From that day on, the fridge was divided. She cooked only for herself. Bought food only for herself. When his mother and sister arrived for their usual Saturday visit, Arina calmly told them:
Guests are fed by the one who invited them.

Boris had to cook for the first time in his life.

Cheap dumplings. Ruined. Cold salad in plastic. Silence at the table so thick it hurt. His sister washed her own plate for the first time ever. His mother said nothing — also for the first time.

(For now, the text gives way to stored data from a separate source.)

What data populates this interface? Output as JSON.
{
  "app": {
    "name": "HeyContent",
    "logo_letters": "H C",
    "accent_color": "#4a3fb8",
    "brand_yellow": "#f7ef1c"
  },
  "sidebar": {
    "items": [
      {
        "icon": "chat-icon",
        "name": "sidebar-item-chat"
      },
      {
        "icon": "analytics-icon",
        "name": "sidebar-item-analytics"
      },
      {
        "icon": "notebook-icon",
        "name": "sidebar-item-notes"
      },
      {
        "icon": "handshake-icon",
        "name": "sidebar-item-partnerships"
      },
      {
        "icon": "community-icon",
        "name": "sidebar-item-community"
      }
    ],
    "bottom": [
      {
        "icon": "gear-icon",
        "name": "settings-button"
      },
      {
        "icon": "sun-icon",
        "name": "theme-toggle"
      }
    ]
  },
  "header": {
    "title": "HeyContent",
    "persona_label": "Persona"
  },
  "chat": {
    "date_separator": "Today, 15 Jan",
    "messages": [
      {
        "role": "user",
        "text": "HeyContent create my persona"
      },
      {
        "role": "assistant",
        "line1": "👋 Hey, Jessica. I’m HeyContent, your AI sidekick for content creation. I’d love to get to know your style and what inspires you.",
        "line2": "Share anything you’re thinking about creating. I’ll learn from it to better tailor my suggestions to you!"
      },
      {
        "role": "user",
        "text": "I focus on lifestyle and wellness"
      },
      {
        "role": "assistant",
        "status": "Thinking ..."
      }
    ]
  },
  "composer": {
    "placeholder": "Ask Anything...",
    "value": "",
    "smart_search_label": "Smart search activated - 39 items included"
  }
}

That night Boris finally understood what Arina had been doing for twenty years: planning, cooking, hosting, carrying everyone on her back — for free and without thanks.

He asked her to teach him.

Not how to save money.
How to see her.

Three weeks later, he could cook soup. His mother stopped showing up unannounced. His sister brought food and cleaned up after herself.

One evening Boris gave Arina a gift: professional fabric scissors — the kind she had always needed for work but never bought for herself.

“I saw how you struggle with the old ones,” he said.
“That shouldn’t happen.”

They returned to a shared budget — not out of habit, but out of respect. Together. On equal terms.

The fridge no longer had labels.

Because the point was never money.
It was recognizing that her labor had value — and that love without respect is just exploitation.

And this time, Boris finally learned.